Я обнаружила это, спустившись вниз в одиннадцать. Занятия в школе начинались только через три дня, и я, повзрослев на год, уже вовсю осваивала двенадцатичасовые периоды отключки, пытаясь с помощью сна переварить весьма распространенное у подростков откровение: жизнь — дерьмо. Войдя в кухню, я обнаружила маму сидящей у стола с опущенной головой. Макияж у нее размазался, глаза покраснели. Перед ней в пепельнице лежала зажженная сигарета. Вторую мама зажимала в пальцах. А в другой руке у нее было письмо.

— Твой отец нас бросил, — сказала она. Голос звучал ровно, без всяких эмоций.

— Что? — переспросила я, не в силах переварить новость.

— Он ушел и больше не вернется. Вот здесь все сказано.

Мама помахала письмом.

— Он не может так сделать.

— Еще как может — и сделал. Здесь все сказано.

— Но сегодня утром… он же был дома, когда ты встала.

Она заговорила, уставившись в пепельницу:

— Я приготовила ему завтрак. Я отвезла его на вокзал. Я предложила вместе сходить на субботнюю распродажу в Вестпорте. Он сказал, что приедет назад в 7:03. Я спросила, будет ли он на ужин бараньи отбивные. Он сказал: «Конечно… только брокколи не нужно». Он чмокнул меня в щеку. Я заехала в супермаркет, купила баранины. Я приехала домой. И нашла вот это.

— Так он его оставил до того, как вы поехали на вокзал?

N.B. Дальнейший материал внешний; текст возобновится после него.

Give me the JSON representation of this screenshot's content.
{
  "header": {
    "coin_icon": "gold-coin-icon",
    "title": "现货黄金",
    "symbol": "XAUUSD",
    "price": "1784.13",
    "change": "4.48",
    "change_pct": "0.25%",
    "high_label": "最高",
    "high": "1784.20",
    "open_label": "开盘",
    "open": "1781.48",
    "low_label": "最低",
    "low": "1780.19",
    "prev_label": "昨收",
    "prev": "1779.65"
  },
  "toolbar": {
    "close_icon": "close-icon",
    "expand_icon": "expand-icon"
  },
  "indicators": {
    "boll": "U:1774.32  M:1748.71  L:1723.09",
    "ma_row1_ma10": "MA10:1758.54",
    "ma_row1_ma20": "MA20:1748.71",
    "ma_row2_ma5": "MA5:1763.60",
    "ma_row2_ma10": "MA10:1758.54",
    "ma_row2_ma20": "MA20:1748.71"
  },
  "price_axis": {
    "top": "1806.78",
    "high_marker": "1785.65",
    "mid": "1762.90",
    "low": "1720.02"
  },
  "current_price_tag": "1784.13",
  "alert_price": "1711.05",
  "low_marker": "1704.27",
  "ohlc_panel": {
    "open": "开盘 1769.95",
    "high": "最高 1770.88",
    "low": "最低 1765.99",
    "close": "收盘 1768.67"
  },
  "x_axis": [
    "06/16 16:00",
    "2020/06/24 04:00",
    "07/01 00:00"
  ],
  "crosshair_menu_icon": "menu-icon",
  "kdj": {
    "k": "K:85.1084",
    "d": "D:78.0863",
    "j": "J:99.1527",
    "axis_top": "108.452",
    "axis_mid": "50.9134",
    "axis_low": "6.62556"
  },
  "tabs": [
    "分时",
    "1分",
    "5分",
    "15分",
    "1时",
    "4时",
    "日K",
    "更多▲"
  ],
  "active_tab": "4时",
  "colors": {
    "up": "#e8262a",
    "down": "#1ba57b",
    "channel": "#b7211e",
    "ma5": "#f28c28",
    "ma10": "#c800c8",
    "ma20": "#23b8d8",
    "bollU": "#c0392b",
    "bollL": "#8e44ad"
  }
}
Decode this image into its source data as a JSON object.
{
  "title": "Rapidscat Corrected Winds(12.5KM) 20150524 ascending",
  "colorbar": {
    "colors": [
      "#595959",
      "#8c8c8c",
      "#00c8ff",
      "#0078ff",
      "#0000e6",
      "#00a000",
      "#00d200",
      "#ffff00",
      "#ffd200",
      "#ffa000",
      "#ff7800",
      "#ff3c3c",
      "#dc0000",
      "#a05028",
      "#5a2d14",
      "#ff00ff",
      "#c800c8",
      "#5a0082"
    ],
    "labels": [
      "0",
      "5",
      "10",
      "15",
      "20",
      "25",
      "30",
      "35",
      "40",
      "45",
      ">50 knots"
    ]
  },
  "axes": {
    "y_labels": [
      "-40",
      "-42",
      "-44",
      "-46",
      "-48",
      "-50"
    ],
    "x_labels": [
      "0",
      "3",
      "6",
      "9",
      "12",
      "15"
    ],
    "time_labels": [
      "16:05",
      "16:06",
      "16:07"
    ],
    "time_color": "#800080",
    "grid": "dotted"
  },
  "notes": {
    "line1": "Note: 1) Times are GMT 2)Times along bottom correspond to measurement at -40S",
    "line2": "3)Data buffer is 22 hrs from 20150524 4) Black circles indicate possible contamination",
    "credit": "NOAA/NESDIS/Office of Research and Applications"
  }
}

— Когда мы шли к машине, он сказал, что оставил эту свою паркеровскую ручку, и вернулся. Видно, тогда-то он и оставил записку.

— Можно мне посмотреть?

— Нет. Это личное. Тут говорится такое… — Она оборвала себя и глубоко затянулась. Потом вдруг посмотрела на меня, и в глазах у нее промелькнуло что-то вроде зарождавшегося гнева. — Если бы только ты не сказала…

Что? — прошептала я.

Она подняла письмо к самому лицу. И громко прочла:

Вчера вечером, когда Джейн заявила, что «никто на самом деле не счастлив», решение, которое я вынашивал — и откладывал — годами, внезапно перестало казаться мне неосуществимым. После того как ты ушла спать, я долго сидел в гостиной, размышляя о том, что жить мне осталось еще лет тридцать пять или даже меньше, если учесть, сколько я курю. И невольно подумалось: хватит уже, с тебя довольно этого. Наша дочь права: счастья нет. Но, по крайней мере, покончив с нашим браком, я буду мучиться меньше, чем сейчас.

Мама швырнула письмо на стол. Мы долго молчали. Я тогда впервые испытала это странное болезненное чувство — будто земля уплывает из-под ног.

— Зачем ты сказала ему это? — спросила мама. — Зачем? Он бы и сейчас был здесь, с нами, если бы только…

При этих словах я вскочила, бросилась к себе в комнату и, шумно хлопнув дверью, упала ничком на кровать. Но я не разрыдалась. Мне просто показалось, что я падаю. Слова что-то значат. Слова важны. Слова на нас влияют. А мои слова привели к тому, что папа стал собирать вещи. Все дело во мне.

Через час или около того мама поднялась и, постучавшись в мою дверь, спросила, смогу ли я когда-нибудь простить ее за то, что она сказала. Я не ответила. Она вошла и увидела меня на кровати — я лежала, свернувшись в тугой клубок, прижав к животу подушку.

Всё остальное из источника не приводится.